Book Notes
Devon W. Carbado and Donald Weise, editors, The Long Walk to Freedom; Runaway Slave Narratives (Boston: Beacon Press, 2012), 248pp.
There's an extensive literature of slave narratives, but much less so of narratives written by fugitive slaves on the run. This collection of twelve first person narratives from 1815 to 1901 by runaway slaves felt like reading holocaust literature in its power to evoke the violence, sadistic torture, and exploitation of systemic evil. Several of these accounts are by famous writers whose works have remained in print — Frederick Douglass, Nat Turner, and Harriet Jacobs. Others works haven't been in print for over a hundred years.
These narratives disabuse us of any romantic notions about slave life, and of the idea that slaves were passively compliant people. Rather, they attest to the creativity, bravery, perseverance, and drastic measures that some slaves took in order to claim their human dignity. Henry Brown shipped himself in a box to the Pennsylvania Anti-Slavery Society in Philadelphia. Ellen Craft disguised herself as a white master and her husband William as "his" slave companion for a thousand-mile journey from Georgia to Pennsylvania. When Robert the Hermit finally gained his freedom he secluded himself in a cave as a hermit.
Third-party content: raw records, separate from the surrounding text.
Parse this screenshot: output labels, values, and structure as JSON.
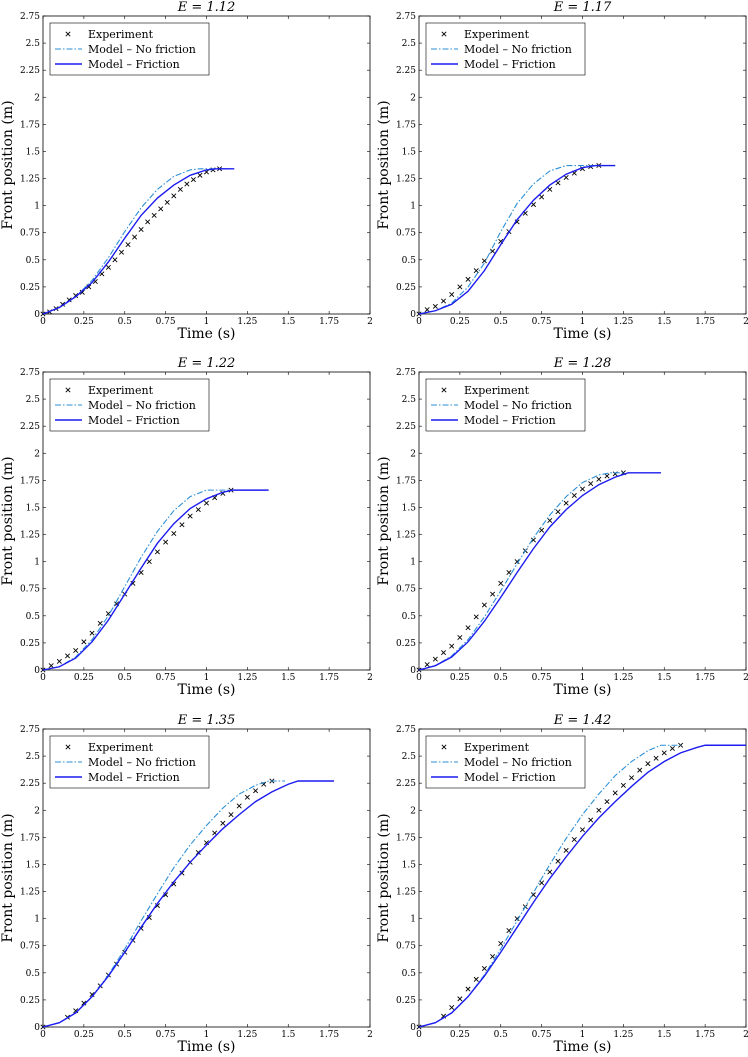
{
  "legend_labels": {
    "experiment": "Experiment",
    "no_friction": "Model – No friction",
    "friction": "Model – Friction"
  },
  "colors": {
    "experiment": "#000000",
    "no_friction": "#2b8fd6",
    "friction": "#1c1cf0"
  },
  "chart_data": [
    {
      "type": "line",
      "title": "E = 1.12",
      "xlabel": "Time (s)",
      "ylabel": "Front position (m)",
      "xlim": [
        0,
        2
      ],
      "ylim": [
        0,
        2.75
      ],
      "xticks": [
        "0",
        "0.25",
        "0.5",
        "0.75",
        "1",
        "1.25",
        "1.5",
        "1.75",
        "2"
      ],
      "yticks": [
        "0",
        "0.25",
        "0.5",
        "0.75",
        "1",
        "1.25",
        "1.5",
        "1.75",
        "2",
        "2.25",
        "2.5",
        "2.75"
      ],
      "legend": "top-left",
      "series": [
        {
          "name": "Experiment",
          "style": "markers",
          "x": [
            0,
            0.04,
            0.08,
            0.12,
            0.16,
            0.2,
            0.24,
            0.28,
            0.32,
            0.36,
            0.4,
            0.44,
            0.48,
            0.52,
            0.56,
            0.6,
            0.64,
            0.68,
            0.72,
            0.76,
            0.8,
            0.84,
            0.88,
            0.92,
            0.96,
            1.0,
            1.04,
            1.08
          ],
          "y": [
            0,
            0.02,
            0.05,
            0.09,
            0.13,
            0.17,
            0.2,
            0.25,
            0.3,
            0.37,
            0.43,
            0.5,
            0.57,
            0.64,
            0.71,
            0.78,
            0.85,
            0.91,
            0.97,
            1.03,
            1.09,
            1.15,
            1.2,
            1.24,
            1.28,
            1.31,
            1.33,
            1.34
          ]
        },
        {
          "name": "Model – No friction",
          "style": "dashdot",
          "x": [
            0,
            0.1,
            0.2,
            0.3,
            0.4,
            0.5,
            0.6,
            0.7,
            0.8,
            0.9,
            0.96,
            1.15
          ],
          "y": [
            0,
            0.06,
            0.16,
            0.31,
            0.52,
            0.76,
            0.98,
            1.15,
            1.27,
            1.33,
            1.34,
            1.34
          ]
        },
        {
          "name": "Model – Friction",
          "style": "solid",
          "x": [
            0,
            0.1,
            0.2,
            0.3,
            0.4,
            0.5,
            0.6,
            0.7,
            0.8,
            0.9,
            1.0,
            1.06,
            1.17
          ],
          "y": [
            0,
            0.06,
            0.16,
            0.29,
            0.48,
            0.7,
            0.91,
            1.07,
            1.19,
            1.28,
            1.33,
            1.34,
            1.34
          ]
        }
      ]
    },
    {
      "type": "line",
      "title": "E = 1.17",
      "xlabel": "Time (s)",
      "ylabel": "Front position (m)",
      "xlim": [
        0,
        2
      ],
      "ylim": [
        0,
        2.75
      ],
      "xticks": [
        "0",
        "0.25",
        "0.5",
        "0.75",
        "1",
        "1.25",
        "1.5",
        "1.75",
        "2"
      ],
      "yticks": [
        "0",
        "0.25",
        "0.5",
        "0.75",
        "1",
        "1.25",
        "1.5",
        "1.75",
        "2",
        "2.25",
        "2.5",
        "2.75"
      ],
      "legend": "top-left",
      "series": [
        {
          "name": "Experiment",
          "style": "markers",
          "x": [
            0,
            0.05,
            0.1,
            0.15,
            0.2,
            0.25,
            0.3,
            0.35,
            0.4,
            0.45,
            0.5,
            0.55,
            0.6,
            0.65,
            0.7,
            0.75,
            0.8,
            0.85,
            0.9,
            0.95,
            1.0,
            1.05,
            1.1
          ],
          "y": [
            0,
            0.04,
            0.07,
            0.12,
            0.18,
            0.25,
            0.32,
            0.4,
            0.49,
            0.58,
            0.67,
            0.76,
            0.85,
            0.93,
            1.01,
            1.08,
            1.15,
            1.21,
            1.26,
            1.3,
            1.34,
            1.36,
            1.37
          ]
        },
        {
          "name": "Model – No friction",
          "style": "dashdot",
          "x": [
            0,
            0.1,
            0.2,
            0.3,
            0.4,
            0.5,
            0.6,
            0.7,
            0.8,
            0.9,
            0.93,
            1.2
          ],
          "y": [
            0,
            0.03,
            0.1,
            0.25,
            0.47,
            0.76,
            1.02,
            1.2,
            1.32,
            1.37,
            1.37,
            1.37
          ]
        },
        {
          "name": "Model – Friction",
          "style": "solid",
          "x": [
            0,
            0.1,
            0.2,
            0.3,
            0.4,
            0.5,
            0.6,
            0.7,
            0.8,
            0.9,
            1.0,
            1.08,
            1.2
          ],
          "y": [
            0,
            0.03,
            0.09,
            0.21,
            0.4,
            0.64,
            0.87,
            1.05,
            1.19,
            1.29,
            1.35,
            1.37,
            1.37
          ]
        }
      ]
    },
    {
      "type": "line",
      "title": "E = 1.22",
      "xlabel": "Time (s)",
      "ylabel": "Front position (m)",
      "xlim": [
        0,
        2
      ],
      "ylim": [
        0,
        2.75
      ],
      "xticks": [
        "0",
        "0.25",
        "0.5",
        "0.75",
        "1",
        "1.25",
        "1.5",
        "1.75",
        "2"
      ],
      "yticks": [
        "0",
        "0.25",
        "0.5",
        "0.75",
        "1",
        "1.25",
        "1.5",
        "1.75",
        "2",
        "2.25",
        "2.5",
        "2.75"
      ],
      "legend": "top-left",
      "series": [
        {
          "name": "Experiment",
          "style": "markers",
          "x": [
            0,
            0.05,
            0.1,
            0.15,
            0.2,
            0.25,
            0.3,
            0.35,
            0.4,
            0.45,
            0.5,
            0.55,
            0.6,
            0.65,
            0.7,
            0.75,
            0.8,
            0.85,
            0.9,
            0.95,
            1.0,
            1.05,
            1.1,
            1.15
          ],
          "y": [
            0,
            0.04,
            0.08,
            0.13,
            0.18,
            0.26,
            0.34,
            0.43,
            0.52,
            0.61,
            0.7,
            0.8,
            0.9,
            1.0,
            1.09,
            1.18,
            1.26,
            1.34,
            1.42,
            1.48,
            1.54,
            1.59,
            1.63,
            1.66
          ]
        },
        {
          "name": "Model – No friction",
          "style": "dashdot",
          "x": [
            0,
            0.1,
            0.2,
            0.3,
            0.4,
            0.5,
            0.6,
            0.7,
            0.8,
            0.9,
            1.0,
            1.03,
            1.15
          ],
          "y": [
            0,
            0.03,
            0.12,
            0.28,
            0.5,
            0.77,
            1.04,
            1.28,
            1.47,
            1.6,
            1.66,
            1.66,
            1.66
          ]
        },
        {
          "name": "Model – Friction",
          "style": "solid",
          "x": [
            0,
            0.1,
            0.2,
            0.3,
            0.4,
            0.5,
            0.6,
            0.7,
            0.8,
            0.9,
            1.0,
            1.1,
            1.16,
            1.38
          ],
          "y": [
            0,
            0.03,
            0.11,
            0.26,
            0.46,
            0.7,
            0.94,
            1.17,
            1.35,
            1.49,
            1.58,
            1.64,
            1.66,
            1.66
          ]
        }
      ]
    },
    {
      "type": "line",
      "title": "E = 1.28",
      "xlabel": "Time (s)",
      "ylabel": "Front position (m)",
      "xlim": [
        0,
        2
      ],
      "ylim": [
        0,
        2.75
      ],
      "xticks": [
        "0",
        "0.25",
        "0.5",
        "0.75",
        "1",
        "1.25",
        "1.5",
        "1.75",
        "2"
      ],
      "yticks": [
        "0",
        "0.25",
        "0.5",
        "0.75",
        "1",
        "1.25",
        "1.5",
        "1.75",
        "2",
        "2.25",
        "2.5",
        "2.75"
      ],
      "legend": "top-left",
      "series": [
        {
          "name": "Experiment",
          "style": "markers",
          "x": [
            0,
            0.05,
            0.1,
            0.15,
            0.2,
            0.25,
            0.3,
            0.35,
            0.4,
            0.45,
            0.5,
            0.55,
            0.6,
            0.65,
            0.7,
            0.75,
            0.8,
            0.85,
            0.9,
            0.95,
            1.0,
            1.05,
            1.1,
            1.15,
            1.2,
            1.25
          ],
          "y": [
            0,
            0.05,
            0.1,
            0.16,
            0.22,
            0.3,
            0.39,
            0.49,
            0.6,
            0.7,
            0.8,
            0.9,
            1.0,
            1.1,
            1.2,
            1.29,
            1.38,
            1.46,
            1.54,
            1.61,
            1.67,
            1.72,
            1.76,
            1.79,
            1.81,
            1.82
          ]
        },
        {
          "name": "Model – No friction",
          "style": "dashdot",
          "x": [
            0,
            0.1,
            0.2,
            0.3,
            0.4,
            0.5,
            0.6,
            0.7,
            0.8,
            0.9,
            1.0,
            1.1,
            1.17,
            1.25
          ],
          "y": [
            0,
            0.04,
            0.13,
            0.28,
            0.49,
            0.73,
            0.98,
            1.22,
            1.43,
            1.6,
            1.73,
            1.8,
            1.82,
            1.82
          ]
        },
        {
          "name": "Model – Friction",
          "style": "solid",
          "x": [
            0,
            0.1,
            0.2,
            0.3,
            0.4,
            0.5,
            0.6,
            0.7,
            0.8,
            0.9,
            1.0,
            1.1,
            1.2,
            1.28,
            1.48
          ],
          "y": [
            0,
            0.04,
            0.12,
            0.26,
            0.45,
            0.67,
            0.9,
            1.12,
            1.32,
            1.48,
            1.61,
            1.71,
            1.78,
            1.82,
            1.82
          ]
        }
      ]
    },
    {
      "type": "line",
      "title": "E = 1.35",
      "xlabel": "Time (s)",
      "ylabel": "Front position (m)",
      "xlim": [
        0,
        2
      ],
      "ylim": [
        0,
        2.75
      ],
      "xticks": [
        "0",
        "0.25",
        "0.5",
        "0.75",
        "1",
        "1.25",
        "1.5",
        "1.75",
        "2"
      ],
      "yticks": [
        "0",
        "0.25",
        "0.5",
        "0.75",
        "1",
        "1.25",
        "1.5",
        "1.75",
        "2",
        "2.25",
        "2.5",
        "2.75"
      ],
      "legend": "top-left",
      "series": [
        {
          "name": "Experiment",
          "style": "markers",
          "x": [
            0,
            0.15,
            0.2,
            0.25,
            0.3,
            0.35,
            0.4,
            0.45,
            0.5,
            0.55,
            0.6,
            0.65,
            0.7,
            0.75,
            0.8,
            0.85,
            0.9,
            0.95,
            1.0,
            1.05,
            1.1,
            1.15,
            1.2,
            1.25,
            1.3,
            1.35,
            1.4
          ],
          "y": [
            0,
            0.09,
            0.15,
            0.22,
            0.3,
            0.38,
            0.48,
            0.58,
            0.69,
            0.8,
            0.91,
            1.01,
            1.12,
            1.22,
            1.32,
            1.42,
            1.52,
            1.61,
            1.7,
            1.79,
            1.88,
            1.96,
            2.04,
            2.12,
            2.18,
            2.24,
            2.27
          ]
        },
        {
          "name": "Model – No friction",
          "style": "dashdot",
          "x": [
            0,
            0.1,
            0.2,
            0.3,
            0.4,
            0.5,
            0.6,
            0.7,
            0.8,
            0.9,
            1.0,
            1.1,
            1.2,
            1.3,
            1.38,
            1.48
          ],
          "y": [
            0,
            0.04,
            0.13,
            0.28,
            0.48,
            0.72,
            0.98,
            1.23,
            1.47,
            1.68,
            1.86,
            2.02,
            2.15,
            2.23,
            2.27,
            2.27
          ]
        },
        {
          "name": "Model – Friction",
          "style": "solid",
          "x": [
            0,
            0.1,
            0.2,
            0.3,
            0.4,
            0.5,
            0.6,
            0.7,
            0.8,
            0.9,
            1.0,
            1.1,
            1.2,
            1.3,
            1.4,
            1.5,
            1.56,
            1.78
          ],
          "y": [
            0,
            0.04,
            0.13,
            0.28,
            0.47,
            0.69,
            0.92,
            1.14,
            1.34,
            1.52,
            1.68,
            1.83,
            1.96,
            2.08,
            2.17,
            2.24,
            2.27,
            2.27
          ]
        }
      ]
    },
    {
      "type": "line",
      "title": "E = 1.42",
      "xlabel": "Time (s)",
      "ylabel": "Front position (m)",
      "xlim": [
        0,
        2
      ],
      "ylim": [
        0,
        2.75
      ],
      "xticks": [
        "0",
        "0.25",
        "0.5",
        "0.75",
        "1",
        "1.25",
        "1.5",
        "1.75",
        "2"
      ],
      "yticks": [
        "0",
        "0.25",
        "0.5",
        "0.75",
        "1",
        "1.25",
        "1.5",
        "1.75",
        "2",
        "2.25",
        "2.5",
        "2.75"
      ],
      "legend": "top-left",
      "series": [
        {
          "name": "Experiment",
          "style": "markers",
          "x": [
            0,
            0.15,
            0.2,
            0.25,
            0.3,
            0.35,
            0.4,
            0.45,
            0.5,
            0.55,
            0.6,
            0.65,
            0.7,
            0.75,
            0.8,
            0.85,
            0.9,
            0.95,
            1.0,
            1.05,
            1.1,
            1.15,
            1.2,
            1.25,
            1.3,
            1.35,
            1.4,
            1.45,
            1.5,
            1.55,
            1.6
          ],
          "y": [
            0,
            0.1,
            0.18,
            0.26,
            0.35,
            0.44,
            0.54,
            0.65,
            0.77,
            0.89,
            1.0,
            1.11,
            1.22,
            1.33,
            1.43,
            1.53,
            1.63,
            1.73,
            1.82,
            1.91,
            2.0,
            2.08,
            2.16,
            2.23,
            2.3,
            2.37,
            2.43,
            2.48,
            2.53,
            2.57,
            2.6
          ]
        },
        {
          "name": "Model – No friction",
          "style": "dashdot",
          "x": [
            0,
            0.1,
            0.2,
            0.3,
            0.4,
            0.5,
            0.6,
            0.7,
            0.8,
            0.9,
            1.0,
            1.1,
            1.2,
            1.3,
            1.4,
            1.48,
            1.6
          ],
          "y": [
            0,
            0.04,
            0.13,
            0.28,
            0.48,
            0.72,
            0.98,
            1.24,
            1.5,
            1.74,
            1.96,
            2.15,
            2.32,
            2.45,
            2.55,
            2.6,
            2.6
          ]
        },
        {
          "name": "Model – Friction",
          "style": "solid",
          "x": [
            0,
            0.1,
            0.2,
            0.3,
            0.4,
            0.5,
            0.6,
            0.7,
            0.8,
            0.9,
            1.0,
            1.1,
            1.2,
            1.3,
            1.4,
            1.5,
            1.6,
            1.7,
            1.75,
            2.0
          ],
          "y": [
            0,
            0.04,
            0.13,
            0.28,
            0.47,
            0.69,
            0.92,
            1.15,
            1.37,
            1.57,
            1.76,
            1.93,
            2.08,
            2.22,
            2.35,
            2.45,
            2.53,
            2.58,
            2.6,
            2.6
          ]
        }
      ]
    }
  ]
}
One of the most counter-intuitive facts of history is that blacks adopted the religion of their white oppressors, a religion that was often the primary means of their oppression. These fugitive narratives indict the many Christians and churches who justified slavery by appeal to their religion. This makes for very painful reading. But the stories also document how slaves were encouraged by a liberating God and gospel, and the many people who risked their own lives to help free them. There are multiple mentions of the Quakers, "that excellent class of people" who, as one slave put it, "I never feared to trust."
Beginning in 1444 and lasting over four hundred years, the European slave trade "marketed and merchandised" 40 million African people. Black history in what became America began in August of 1619 when 20 slaves disembarked from a ship in Jamestown, Virginia, and the captain traded them for "victualle." By 1860, the United States census identified four million slaves. The era of Jim Crow didn't end until the Supreme Court's ruling on Brown v. Board of Education, in 1954. This is a long, long history in the "land of the free and the home of the brave." Harriet Jacobs put it this way: "Sometimes I thought God was a compassionate Father, who would forgive my sins for the sake of my suffering. At other times, it seemed to me there was no justice or mercy in the divine government. I asked why the curse of slavery was permitted to exist, and why I had been so persecuted and wronged from youth up. These things took the shape of mystery, which is to this day not so clear to my soul as I trust it will be hereafter."